第17話 魔性の女(♂)

「おーい、ひなたよ。いい加減に機嫌を直さんか」

「・・・・・・ぐすん」


 入学初日から男としての尊厳を破壊されたひなたは、寮の自室の隅で膝を抱えてうずくまっていた。


「良いでは無いか。担任の教師・・・・・・そうそうエルガ氏だったか。も、認めてくれたではないか」

「だからこそ余計に絶望してるんですか!? あそこは『ちゃんと男子制服に着替えなさい!』と叱る所では!?」


 教師に注意される事によりこの状況を脱する事に最後の希望を抱いていたひなただったが、その希望はあっさりと打ち砕かれてしまった。

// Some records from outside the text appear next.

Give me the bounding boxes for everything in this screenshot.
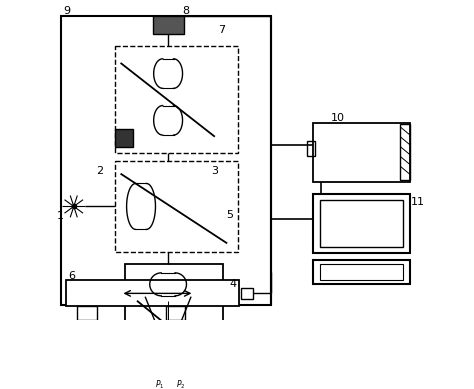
Text: 7: 7 bbox=[218, 25, 225, 35]
Bar bbox=[153, 16, 184, 34]
Bar bbox=[151, 366, 169, 378]
Bar bbox=[307, 141, 315, 156]
Text: 8: 8 bbox=[182, 6, 190, 16]
Bar bbox=[65, 280, 239, 307]
Text: 3: 3 bbox=[211, 166, 219, 176]
Bar bbox=[241, 287, 253, 299]
Bar bbox=[115, 161, 238, 252]
Text: $P_2$: $P_2$ bbox=[176, 378, 186, 389]
Text: 11: 11 bbox=[411, 197, 425, 207]
Bar bbox=[172, 366, 190, 378]
Bar bbox=[313, 123, 410, 182]
Bar bbox=[147, 366, 201, 381]
Bar bbox=[400, 124, 410, 180]
Bar bbox=[61, 16, 271, 305]
Text: $P_1$: $P_1$ bbox=[155, 378, 164, 389]
Text: 10: 10 bbox=[331, 113, 345, 123]
Text: 5: 5 bbox=[226, 210, 233, 220]
Bar bbox=[320, 200, 403, 247]
Bar bbox=[77, 307, 97, 320]
Bar bbox=[320, 264, 403, 280]
Bar bbox=[115, 128, 133, 147]
Text: 9: 9 bbox=[64, 6, 71, 16]
Bar bbox=[313, 194, 410, 253]
Text: 6: 6 bbox=[68, 271, 75, 281]
Bar bbox=[125, 264, 223, 362]
Bar bbox=[313, 260, 410, 284]
Bar bbox=[115, 47, 238, 153]
Text: 1: 1 bbox=[57, 211, 64, 221]
Text: 2: 2 bbox=[97, 166, 104, 176]
Bar bbox=[165, 307, 185, 320]
Text: 4: 4 bbox=[229, 279, 237, 289]
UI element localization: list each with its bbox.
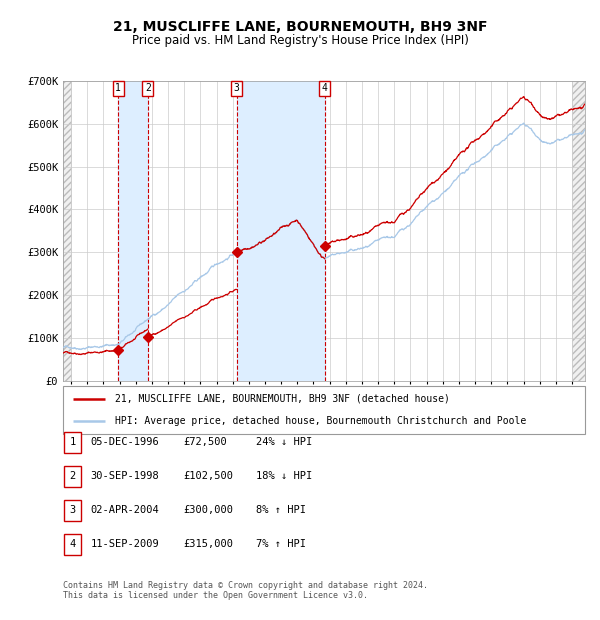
Text: 2: 2 xyxy=(70,471,76,481)
Text: 02-APR-2004: 02-APR-2004 xyxy=(91,505,160,515)
Text: 18% ↓ HPI: 18% ↓ HPI xyxy=(256,471,312,481)
FancyBboxPatch shape xyxy=(63,386,585,434)
Text: Contains HM Land Registry data © Crown copyright and database right 2024.
This d: Contains HM Land Registry data © Crown c… xyxy=(63,581,428,600)
Text: 30-SEP-1998: 30-SEP-1998 xyxy=(91,471,160,481)
Bar xyxy=(572,81,585,381)
Text: 1: 1 xyxy=(115,83,121,94)
Text: £72,500: £72,500 xyxy=(184,437,227,447)
Text: 7% ↑ HPI: 7% ↑ HPI xyxy=(256,539,305,549)
Text: £300,000: £300,000 xyxy=(184,505,233,515)
Bar xyxy=(118,81,148,381)
Text: £315,000: £315,000 xyxy=(184,539,233,549)
Text: 3: 3 xyxy=(70,505,76,515)
Text: 3: 3 xyxy=(234,83,239,94)
Text: Price paid vs. HM Land Registry's House Price Index (HPI): Price paid vs. HM Land Registry's House … xyxy=(131,34,469,47)
Text: HPI: Average price, detached house, Bournemouth Christchurch and Poole: HPI: Average price, detached house, Bour… xyxy=(115,416,526,426)
Bar xyxy=(63,81,71,381)
Text: 21, MUSCLIFFE LANE, BOURNEMOUTH, BH9 3NF (detached house): 21, MUSCLIFFE LANE, BOURNEMOUTH, BH9 3NF… xyxy=(115,394,450,404)
Text: 2: 2 xyxy=(145,83,151,94)
Text: 24% ↓ HPI: 24% ↓ HPI xyxy=(256,437,312,447)
Bar xyxy=(237,81,325,381)
Bar xyxy=(63,81,71,381)
Text: 21, MUSCLIFFE LANE, BOURNEMOUTH, BH9 3NF: 21, MUSCLIFFE LANE, BOURNEMOUTH, BH9 3NF xyxy=(113,20,487,34)
Text: 4: 4 xyxy=(322,83,328,94)
Text: £102,500: £102,500 xyxy=(184,471,233,481)
Text: 8% ↑ HPI: 8% ↑ HPI xyxy=(256,505,305,515)
Bar xyxy=(572,81,585,381)
Text: 4: 4 xyxy=(70,539,76,549)
Text: 05-DEC-1996: 05-DEC-1996 xyxy=(91,437,160,447)
Text: 1: 1 xyxy=(70,437,76,447)
Text: 11-SEP-2009: 11-SEP-2009 xyxy=(91,539,160,549)
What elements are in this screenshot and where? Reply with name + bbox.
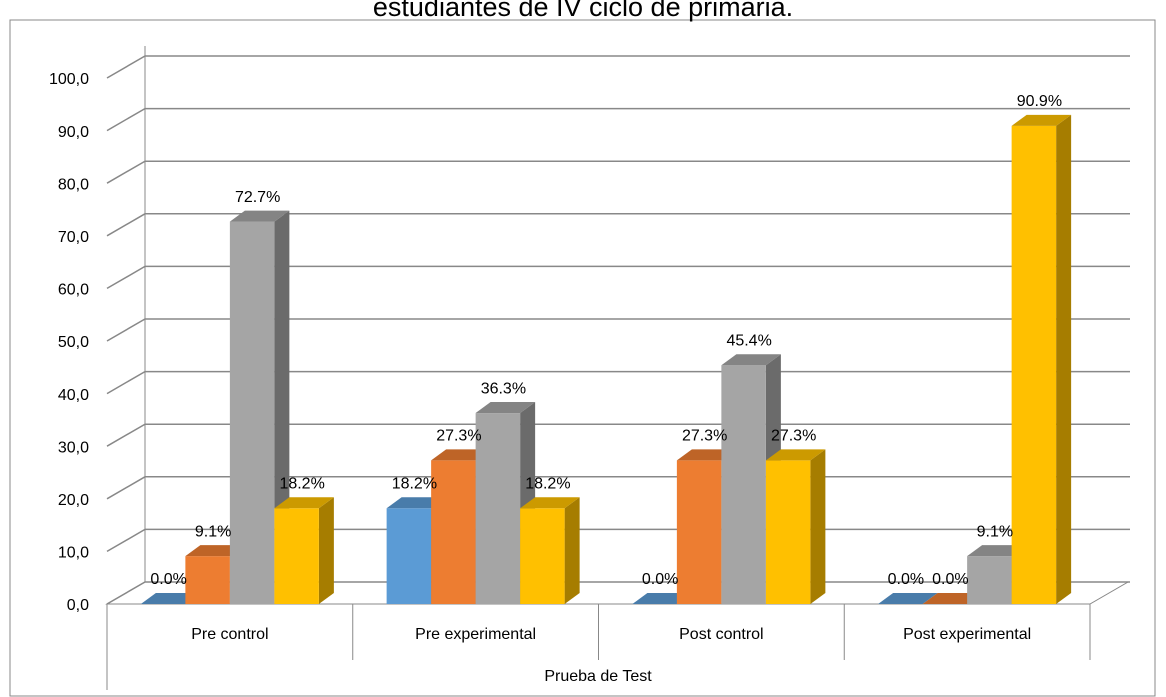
grid-line: [106, 370, 1130, 395]
chart-title: estudiantes de IV ciclo de primaria.: [373, 0, 793, 22]
grid-line: [106, 107, 1130, 132]
y-tick-label: 50,0: [58, 334, 89, 351]
grid-line: [106, 55, 1130, 79]
y-tick-label: 20,0: [58, 492, 89, 509]
y-tick-label: 80,0: [58, 176, 89, 193]
data-label: 45.4%: [726, 332, 771, 349]
bar-side: [318, 497, 334, 604]
data-label: 0.0%: [642, 571, 678, 588]
bar-side: [810, 449, 826, 604]
data-label: 0.0%: [932, 571, 968, 588]
data-label: 27.3%: [436, 428, 481, 445]
data-label: 18.2%: [279, 475, 324, 492]
bar-front: [765, 460, 811, 604]
bar: [1011, 114, 1072, 604]
data-label: 0.0%: [888, 571, 924, 588]
bar-front: [185, 556, 230, 604]
bar-front: [475, 413, 521, 604]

「ふむ。しかし、確かに校則を確認すると『生徒は男女共に通学の際は当校指定の制服を着用する事』とは書かれているが、別に『男子は女子制服を着用してはいけない』などとは書かれていないからな」

「そりゃ普通書きませんよ! まさか女子制服着て登校してくる男子生徒が居るなんて想像もしませんし!」

「我々は知らない内に校則の抜け穴まで突いていたというわけか! これは痛快だ!」

「僕は全然痛快じゃありません・・・・・・」

「まぁ、そうしょげるな。周囲からも好評だったではないか。特に男から」

「だからこそ余計に辛いんですが!? 鳥肌が止まらないんですが!?」


 いくら見た目が女性っぽいとはいえひなたの内面は真っ当な男性である。女性はともかく、男子からそういう目で見られるのは恐怖以外の何物でもない。むしろ変態と罵られた方がまだマシですらある。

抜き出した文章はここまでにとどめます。